I think this is different to sorting out permanent arrangements for children that the NRP continues to have a relationship with.

So, if ex ever tries to seek access through mediation, which he has mentioned before, I will only engage with a service such as a family therapy specialist, not a legal mediator. As others have said, traditional mediation is about compromise on both sides and works on the assumption of equality. In my situation this is not right for my child. If he decides to drag me to court, at least I can show I have tried to find solutions.

It's sad, but, at the moment, she's happy and well balanced, which is more than can be said for the older child who does have contact with him.

PicsInRed · 19/09/2019 21:13

You paid the money, attended the session, listened the the sales pitch. You've played your role in the farce, insist on their signature on your form.

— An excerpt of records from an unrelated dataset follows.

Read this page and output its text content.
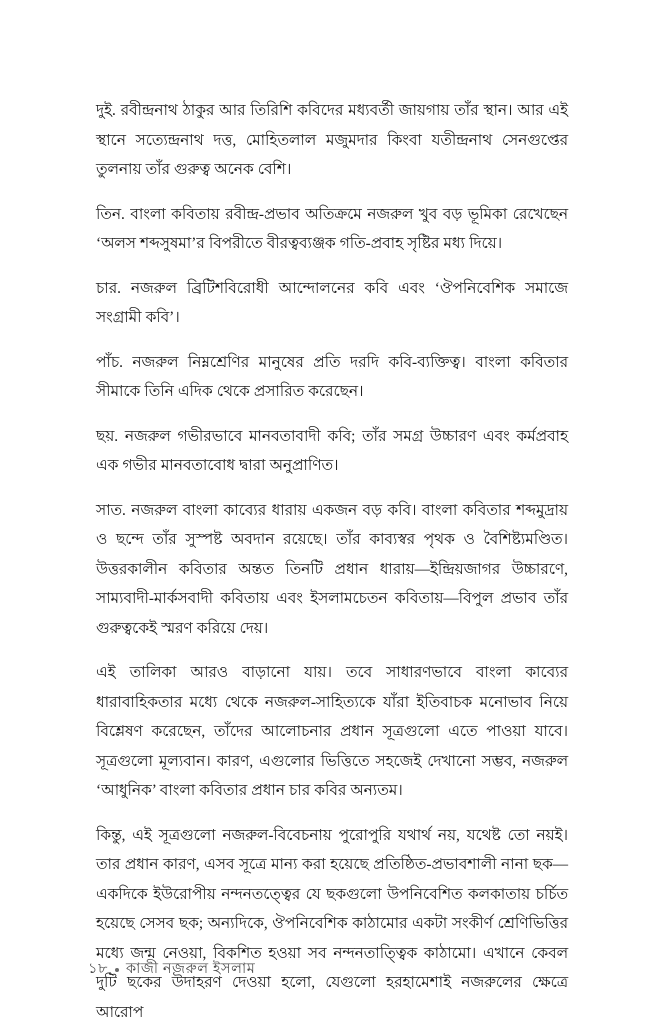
দুই. রবীন্দ্রনাথ ঠাকুর আর তিরিশি কবিদের মধ্যবর্তী জায়গায় তাঁর স্থান। আর এই স্থানে সত্যেন্দ্রনাথ দত্ত, মোহিতলাল মজুমদার কিংবা যতীন্দ্রনাথ সেনগুপ্তের তুলনায় তাঁর গুরুত্ব অনেক বেশি।

তিন. বাংলা কবিতায় রবীন্দ্র-প্রভাব অতিক্রমে নজরুল খুব বড় ভূমিকা রেখেছেন ‘অলস শব্দসুষমা’র বিপরীতে বীরত্বব্যঞ্জক গতি-প্রবাহ সৃষ্টির মধ্য দিয়ে।

চার. নজরুল ব্রিটিশবিরোধী আন্দোলনের কবি এবং ‘ঔপনিবেশিক সমাজে সংগ্রামী কবি’।

পাঁচ. নজরুল নিম্নশ্রেণির মানুষের প্রতি দরদি কবি-ব্যক্তিত্ব। বাংলা কবিতার সীমাকে তিনি এদিক থেকে প্রসারিত করেছেন।

ছয়. নজরুল গভীরভাবে মানবতাবাদী কবি; তাঁর সমগ্র উচ্চারণ এবং কর্মপ্রবাহ এক গভীর মানবতাবোধ দ্বারা অনুপ্রাণিত।

সাত. নজরুল বাংলা কাব্যের ধারায় একজন বড় কবি। বাংলা কবিতার শব্দমুদ্রায় ও ছন্দে তাঁর সুস্পষ্ট অবদান রয়েছে। তাঁর কাব্যস্বর পৃথক ও বৈশিষ্ট্যমণ্ডিত। উত্তরকালীন কবিতার অন্তত তিনটি প্রধান ধারায়—ইন্দ্রিয়জাগর উচ্চারণে, সাম্যবাদী-মার্কসবাদী কবিতায় এবং ইসলামচেতন কবিতায়—বিপুল প্রভাব তাঁর গুরুত্বকেই স্মরণ করিয়ে দেয়।

এই তালিকা আরও বাড়ানো যায়। তবে সাধারণভাবে বাংলা কাব্যের ধারাবাহিকতার মধ্যে থেকে নজরুল-সাহিত্যকে যাঁরা ইতিবাচক মনোভাব নিয়ে বিশ্লেষণ করেছেন, তাঁদের আলোচনার প্রধান সূত্রগুলো এতে পাওয়া যাবে। সূত্রগুলো মূল্যবান। কারণ, এগুলোর ভিত্তিতে সহজেই দেখানো সম্ভব, নজরুল ‘আধুনিক’ বাংলা কবিতার প্রধান চার কবির অন্যতম।

কিন্তু, এই সূত্রগুলো নজরুল-বিবেচনায় পুরোপুরি যথার্থ নয়, যথেষ্ট তো নয়ই। তার প্রধান কারণ, এসব সূত্রে মান্য করা হয়েছে প্রতিষ্ঠিত-প্রভাবশালী নানা ছক—একদিকে ইউরোপীয় নন্দনতত্ত্বের যে ছকগুলো উপনিবেশিত কলকাতায় চর্চিত হয়েছে সেসব ছক; অন্যদিকে, ঔপনিবেশিক কাঠামোর একটা সংকীর্ণ শ্রেণিভিত্তির মধ্যে জন্ম নেওয়া, বিকশিত হওয়া সব নন্দনতাত্ত্বিক কাঠামো। এখানে কেবল দুটি ছকের উদাহরণ দেওয়া হলো, যেগুলো হরহামেশাই নজরুলের ক্ষেত্রে আরোপ

১৮ কাজী নজরুল ইসলাম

Go with your gut. You won't get a fair and reasonable settlement from mediation with an abuser. Keep in mind, the mediators are paid their fee either way, successful outcome or off to court (time and fees wasted). Their incentive is to get you on the books to use their business services.

Kady123 · 20/09/2019 08:54

That does sound very similar to mine, a year without even asking how they are. How they can do that I don't know
So you are willing to go through the other channels before court? This was the dilemma for me. But yes I also agree that she probably saw the session as an opportunity to book me in- she actually asked for a decision by the end of the week or beginning of the next . Really?
Thanks @PicsInRed I think you're right. Did you have to provide evidence for why you didn't try it, or did they just not question it?